Тогда, на краю Сокольего болота, очень хотелось домой, в тепло избы, к чаю, к сухому белью, хотелось, чтобы остаток пути оказался полегче, чтобы не было ветра и волн на Домашнем озере. Наверное, этого же хотел и старик, но о своем желании мы только молчали. Но вот старик попросил спичку. Спичка вспыхнула рядом с коробком и тут же погасла… «Негоже курить, не хочет он, чтобы курили…» Я слышал эти слова, слышал просто так, не уточняя, кого имел в виду старик, кто не хочет, чтобы мы курили, но все‑таки убрал коробок и погасил свою папиросу о ствол елки… «Сейчас смотри, если покажется впереди, то путь станет легким, без ветра, а если поперек двинется — до дома далеко…» Я молчал, посторонне слышал старика, но тут же начал чего‑то ждать. Глаза остановились на сосенке. Тоненькая, кривая сосенка зашевелилась, и вместо нее почудилась мне сгорбленная фигура невысокого человека. Человек был в рваной одежде, в рябушках. Я не видел его лица. Человек медленно проплыл впереди нас по болоту и не пересек дорогу. Я проводил его глазами, достал папиросу, закурил, и мы тронулись дальше… Домашнее озеро действительно встретило нас тихой волной и почти без ветра. Мы быстро добрались домой и долго пили густой горячий чай…
Своих леших я обычно вспоминаю в избушке рядом с жаркими углями, что оставались после вечерней печи. Не так уж редко в это время разгуливал за стеной упрямый осенний дождичек. Ему обычно отвечала встревоженным голосом тайга. По тайге прохаживался беспокойный ветерок.
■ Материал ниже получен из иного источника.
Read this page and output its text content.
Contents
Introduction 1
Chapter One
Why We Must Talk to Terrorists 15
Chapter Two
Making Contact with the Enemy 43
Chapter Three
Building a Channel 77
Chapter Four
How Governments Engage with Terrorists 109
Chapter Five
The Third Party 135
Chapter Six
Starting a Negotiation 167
И если закрыть глаза, забыть печь, угли, кружку чаю, тетрадь дневника, то можно было представить, что вокруг избушки кто‑то долго и настойчиво выхаживает, кто‑то покачивает сухую березу, плещется около моей лодки, потом скребется в дверь и длинными сухими пальцами постукивает в окно… Наверное, все это можно было представить, если не верить себе.
Впоследствии я узнал еще нужное чувство погоды, которое приходило сначала из горького опыта, научился чувствовать, как скажут старики, рыбу, знать взгляды животных, знать, кто и зачем был в моем лесу, что сдвинули с места мыши и далеко ли от дома ходит сейчас медведь. Эти чувства никогда не подводили в лесу, они помогали и среди людей быть внимательным к другим. Но не только умение оградить себя от неприятностей, не только способность расширить приходящий поток информации об окружающем или умение ценить просто стакан чаю, просто «здравствуйте», просто теплую улыбку или добрый взгляд приносило с собой лесное одиночество и долгое вынужденное молчание с самим собой. Лесное молчание, внимательное, пристальное молчание к себе и к окружающему позволяло человеку глубже увидеть обычное, найти интересное в простом и таким путем победить, казалось бы, неизбежное падение в область инстинктов, когда за долгие месяцы не приходило со стороны никакой духовной пищи.